‘Stock market gains on lower interest rates, deregulation’

December 20, 2024 - 14:1

TEHRAN – Iran’s stock market has seen positive momentum in the past month, driven by lower interest rates, the removal of price controls, and supportive measures from the Ministry of Economy and the Securities and Exchange Organization (SEO), a market analyst said.

In an exclusive interview with IRIB, Ali Pazaki, a capital market expert, cited the replacement of the NIMA exchange rate with a negotiated exchange rate as a key factor behind the recent market uptick, saying: “Since many listed companies are export-oriented, this shift has boosted their profitability,” he explained.

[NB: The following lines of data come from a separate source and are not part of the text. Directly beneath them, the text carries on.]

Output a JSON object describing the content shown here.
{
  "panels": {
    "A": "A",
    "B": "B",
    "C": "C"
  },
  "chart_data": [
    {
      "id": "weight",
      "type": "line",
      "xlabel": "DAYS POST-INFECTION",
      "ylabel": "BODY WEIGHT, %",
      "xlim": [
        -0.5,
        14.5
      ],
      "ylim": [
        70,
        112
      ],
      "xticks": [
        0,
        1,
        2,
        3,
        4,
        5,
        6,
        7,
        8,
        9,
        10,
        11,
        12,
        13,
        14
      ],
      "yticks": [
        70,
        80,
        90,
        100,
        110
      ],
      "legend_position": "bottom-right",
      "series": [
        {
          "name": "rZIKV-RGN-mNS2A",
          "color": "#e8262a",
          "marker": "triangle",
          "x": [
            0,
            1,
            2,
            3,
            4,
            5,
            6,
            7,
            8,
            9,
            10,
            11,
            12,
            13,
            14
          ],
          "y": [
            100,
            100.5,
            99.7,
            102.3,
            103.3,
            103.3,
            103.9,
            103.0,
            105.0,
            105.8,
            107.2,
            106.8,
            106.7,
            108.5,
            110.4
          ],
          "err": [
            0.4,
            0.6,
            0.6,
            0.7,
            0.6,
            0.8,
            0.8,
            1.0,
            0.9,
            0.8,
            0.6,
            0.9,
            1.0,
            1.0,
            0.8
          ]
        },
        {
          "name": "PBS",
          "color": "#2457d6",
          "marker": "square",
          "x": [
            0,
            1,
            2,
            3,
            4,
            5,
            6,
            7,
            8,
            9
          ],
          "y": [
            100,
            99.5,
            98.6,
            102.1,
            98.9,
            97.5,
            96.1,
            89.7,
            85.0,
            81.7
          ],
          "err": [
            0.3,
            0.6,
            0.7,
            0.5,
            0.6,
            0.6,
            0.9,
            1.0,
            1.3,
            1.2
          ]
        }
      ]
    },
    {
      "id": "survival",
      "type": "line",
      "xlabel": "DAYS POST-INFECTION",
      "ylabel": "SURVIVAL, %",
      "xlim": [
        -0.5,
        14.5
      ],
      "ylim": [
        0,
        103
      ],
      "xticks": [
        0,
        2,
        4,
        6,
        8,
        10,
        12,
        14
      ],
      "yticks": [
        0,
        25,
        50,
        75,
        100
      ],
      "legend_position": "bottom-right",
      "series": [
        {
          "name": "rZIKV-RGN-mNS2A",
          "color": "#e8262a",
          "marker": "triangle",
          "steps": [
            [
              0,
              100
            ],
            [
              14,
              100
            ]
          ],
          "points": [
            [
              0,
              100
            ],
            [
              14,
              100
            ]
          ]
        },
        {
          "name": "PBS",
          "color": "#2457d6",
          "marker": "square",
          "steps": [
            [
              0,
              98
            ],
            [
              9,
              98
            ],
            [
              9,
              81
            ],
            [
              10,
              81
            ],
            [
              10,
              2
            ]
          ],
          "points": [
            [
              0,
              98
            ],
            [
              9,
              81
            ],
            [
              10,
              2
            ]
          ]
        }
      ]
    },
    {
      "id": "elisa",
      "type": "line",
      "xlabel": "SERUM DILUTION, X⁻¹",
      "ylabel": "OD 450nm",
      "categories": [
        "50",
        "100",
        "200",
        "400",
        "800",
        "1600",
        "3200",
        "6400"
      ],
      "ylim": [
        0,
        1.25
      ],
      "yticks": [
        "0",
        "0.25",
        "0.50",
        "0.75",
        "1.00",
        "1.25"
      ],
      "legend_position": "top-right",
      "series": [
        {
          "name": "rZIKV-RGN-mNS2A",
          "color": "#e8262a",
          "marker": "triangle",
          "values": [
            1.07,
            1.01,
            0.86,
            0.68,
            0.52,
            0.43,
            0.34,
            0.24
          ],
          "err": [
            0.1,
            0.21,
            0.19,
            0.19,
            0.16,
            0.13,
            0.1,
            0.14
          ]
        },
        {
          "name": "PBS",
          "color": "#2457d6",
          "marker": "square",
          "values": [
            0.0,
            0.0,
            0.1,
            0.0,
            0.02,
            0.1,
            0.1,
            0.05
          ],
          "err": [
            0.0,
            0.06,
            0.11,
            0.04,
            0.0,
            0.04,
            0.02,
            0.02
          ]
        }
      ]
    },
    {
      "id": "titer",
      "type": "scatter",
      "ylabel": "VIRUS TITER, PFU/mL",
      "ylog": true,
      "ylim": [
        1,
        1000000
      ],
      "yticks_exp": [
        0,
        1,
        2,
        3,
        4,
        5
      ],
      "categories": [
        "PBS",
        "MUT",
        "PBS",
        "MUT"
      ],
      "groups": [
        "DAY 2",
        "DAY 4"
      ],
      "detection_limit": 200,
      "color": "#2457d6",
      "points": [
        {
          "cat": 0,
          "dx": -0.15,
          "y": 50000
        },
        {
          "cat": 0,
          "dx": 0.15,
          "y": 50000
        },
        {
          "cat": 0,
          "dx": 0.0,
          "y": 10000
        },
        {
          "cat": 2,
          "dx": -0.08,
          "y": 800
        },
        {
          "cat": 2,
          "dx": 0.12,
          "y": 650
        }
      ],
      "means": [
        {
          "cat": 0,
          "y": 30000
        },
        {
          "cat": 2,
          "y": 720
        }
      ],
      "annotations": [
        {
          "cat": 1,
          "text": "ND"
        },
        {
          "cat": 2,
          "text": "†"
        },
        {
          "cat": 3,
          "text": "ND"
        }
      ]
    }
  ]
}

He added that the government’s removal of mandatory price controls has significantly benefitted certain industries, especially automotive firms. “Given that automakers were subject to regulated pricing by the Competition Council, allowing their products to be priced through supply and demand on the commodity exchange has positively impacted their financial statements and those of parts manufacturers.”

Pazaki pointed to reduced systematic risks and easing regional tensions as additional drivers of the positive trend in the stock market. “These factors have created a calm environment for the capital market in recent days, allowing investors to make decisions based on economic indicators,” he noted.

Looking ahead, Pazaki predicted a continued positive outlook for the stock market. “Given the ongoing supportive measures and the inherent value in listed companies, the market is expected to maintain its upward trajectory. Support from the minister of economy and increased financing for listed firms can contribute to national development projects, ultimately fostering a more dynamic economy.”